— Да, — подтвердила она.
— Очень хорошо, — проговорил г-н де….. — Объявите, что они нашлись.
Глубоко расстроенная последствиями собственной лжи и готовая на все, лишь бы разговоры об этом деле прекратились, г-жа де… сейчас же написала под диктовку мужа заявление для публикации в газетах.
— Советую вам также, — добавил г-н де…, — теперь же отправиться к людям, которые вчера нас принимали, и принести извинения за неприятный инцидент, по вашей вине испортивший бал.
— Да-да, вы совершенно правы, — согласилась г-жа де…. — Я сделаю это немедленно. — И она вышла из комнаты.
Когда чуть позже она без предупреждения появилась у вчерашних хозяев бала, то застала у них нескольких гостей. Все пили чай.
— Не смотрите на меня, — воскликнула она, — я не смею перед вами показаться. — И пока хозяева дома поднимались ей навстречу, она закрыла лицо руками.
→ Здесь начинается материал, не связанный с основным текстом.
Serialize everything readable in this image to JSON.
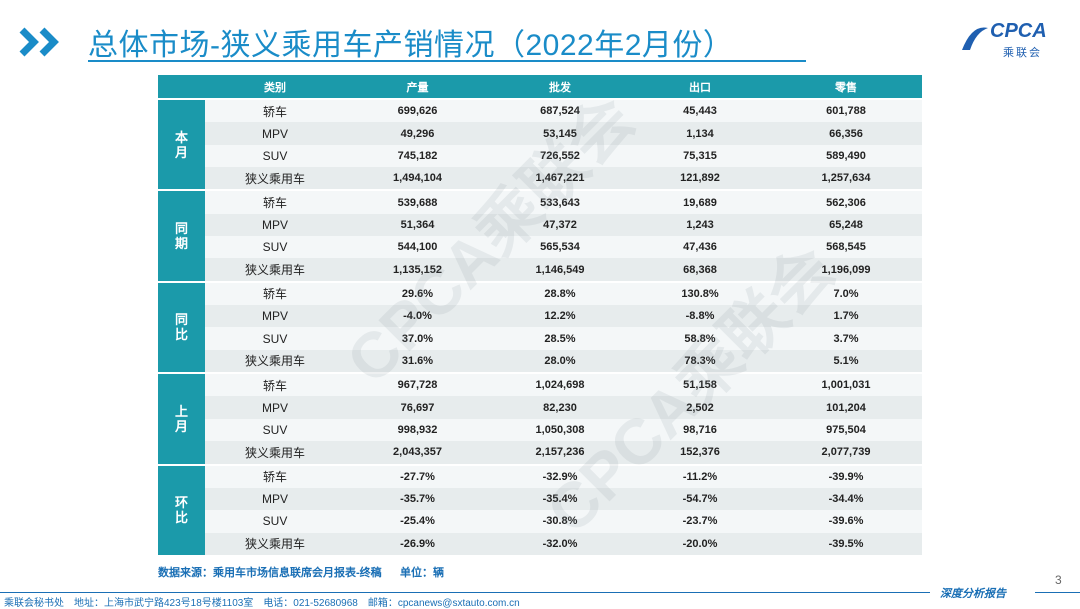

— Вы улыбаетесь, а мне не до смеха, — продолжала г-жа де…. — Из-за своей непростительной рассеянности я испортила вам вечер. Моя горничная только что отыскала эти серьги — они зацепились за створки туалетного столика. Мне бы радоваться, но я в отчаянии. Наверное, я положила их на столик, а потом, не видя, что делаю, передвинула какую-то коробочку и смахнула их так, что они закатились в глубь столика. Мы опаздывали, муж нервничал, так что виновата во всем, конечно же, я. Я знаю, что мне нет прощения, но ведь именно тогда, когда мы совершаем непростительные ошибки, мы тешим себя надеждой, что будем прощены…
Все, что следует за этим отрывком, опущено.